For approximately 30 minutes 1% of traffic received errors (120 requests/s)
A change to the global k8s defaults was merged that made the next mediawiki on kubernetes deployment pick up a wrong certificate for TLS termination.
Timeline
All times in UTC.
09:37 A change to the global k8s defaults got merged, switching to cert-manager certificates for supported charts (this is what caused the issue later on)
(ProbeDown) firing: (6) Service mw-api-ext:4447 has failed probes (http_mw-api-ext_ip4)
(ProbeDown) firing: Service mw-api-int:4446 has failed probes (http_mw-api-int_ip4)

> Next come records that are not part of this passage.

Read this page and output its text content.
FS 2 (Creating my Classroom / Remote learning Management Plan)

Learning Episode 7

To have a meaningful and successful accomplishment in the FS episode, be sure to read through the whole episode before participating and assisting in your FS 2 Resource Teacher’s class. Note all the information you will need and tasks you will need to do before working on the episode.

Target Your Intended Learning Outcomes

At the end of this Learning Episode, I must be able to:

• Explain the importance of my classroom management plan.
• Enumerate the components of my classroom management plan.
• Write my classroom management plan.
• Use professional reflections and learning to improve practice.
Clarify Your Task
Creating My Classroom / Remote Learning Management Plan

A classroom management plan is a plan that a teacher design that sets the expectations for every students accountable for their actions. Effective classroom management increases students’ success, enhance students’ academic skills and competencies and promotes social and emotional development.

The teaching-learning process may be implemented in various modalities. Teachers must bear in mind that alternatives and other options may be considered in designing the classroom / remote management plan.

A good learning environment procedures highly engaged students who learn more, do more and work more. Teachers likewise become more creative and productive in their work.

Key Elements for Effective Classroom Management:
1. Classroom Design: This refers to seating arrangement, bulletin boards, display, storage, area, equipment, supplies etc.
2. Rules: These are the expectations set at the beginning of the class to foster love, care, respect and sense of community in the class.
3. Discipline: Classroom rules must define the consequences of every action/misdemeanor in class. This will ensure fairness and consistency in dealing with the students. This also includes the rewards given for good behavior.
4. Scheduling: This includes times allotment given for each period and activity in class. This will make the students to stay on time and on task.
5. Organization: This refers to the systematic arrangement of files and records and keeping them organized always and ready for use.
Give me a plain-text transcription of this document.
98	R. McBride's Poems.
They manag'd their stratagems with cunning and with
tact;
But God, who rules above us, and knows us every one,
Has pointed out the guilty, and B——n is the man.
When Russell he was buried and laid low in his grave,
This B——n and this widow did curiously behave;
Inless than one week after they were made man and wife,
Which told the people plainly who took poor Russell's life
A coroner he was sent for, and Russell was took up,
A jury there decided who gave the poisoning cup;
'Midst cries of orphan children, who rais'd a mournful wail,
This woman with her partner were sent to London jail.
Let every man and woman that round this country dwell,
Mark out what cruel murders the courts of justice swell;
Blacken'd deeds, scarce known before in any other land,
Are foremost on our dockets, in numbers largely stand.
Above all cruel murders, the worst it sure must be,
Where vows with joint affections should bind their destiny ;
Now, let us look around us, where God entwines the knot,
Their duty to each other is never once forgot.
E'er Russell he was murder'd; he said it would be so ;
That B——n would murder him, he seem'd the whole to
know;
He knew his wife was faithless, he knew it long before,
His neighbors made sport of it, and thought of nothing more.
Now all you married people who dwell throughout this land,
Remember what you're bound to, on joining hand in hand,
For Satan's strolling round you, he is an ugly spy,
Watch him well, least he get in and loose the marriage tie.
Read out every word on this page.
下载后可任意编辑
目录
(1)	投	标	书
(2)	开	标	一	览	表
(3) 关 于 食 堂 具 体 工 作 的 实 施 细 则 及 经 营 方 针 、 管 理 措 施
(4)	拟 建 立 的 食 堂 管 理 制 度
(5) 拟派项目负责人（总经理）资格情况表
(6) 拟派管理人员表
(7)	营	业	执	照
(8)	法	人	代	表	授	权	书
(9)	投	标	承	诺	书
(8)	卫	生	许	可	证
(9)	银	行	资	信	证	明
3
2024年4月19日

There was also secondary failures:
[12:51] <jinxer-wm> (KubernetesAPILatency) resolved: (4) High Kubernetes API latency
[12:02] <icinga-wm> PROBLEM - Check unit status of httpbb_kubernetes_mw-api-int_hourly on cumin2002 is CRITICAL
Conclusions
What went well?
The root of the problem could be detected quickly because the person that issued the breaking change was a responder
What went poorly?
The root cause should have been visible CI (unfortunately not in the CI of the repo the change was made in; hieradata vs. deployment-charts)
Where did we get lucky?
Only 1% of traffic is routed to k8s currently, so there was only limited impact
Links to relevant documentation
…
Actionables
Because of the low traffic (relatively small amount of errors) it took some time to pin this to k8s- does that need some actionables, or will it resolve itself as k8s becomes the majority of requests?
Review if some deployment procedures/testing should be strengthen (e.g. surprising changes on next deployment, canary deployment for k8s, etc)
Some metrics become unavailable or unhealthy during deployment- could something be done about that (either for the metrics or mitigation of deployment impact)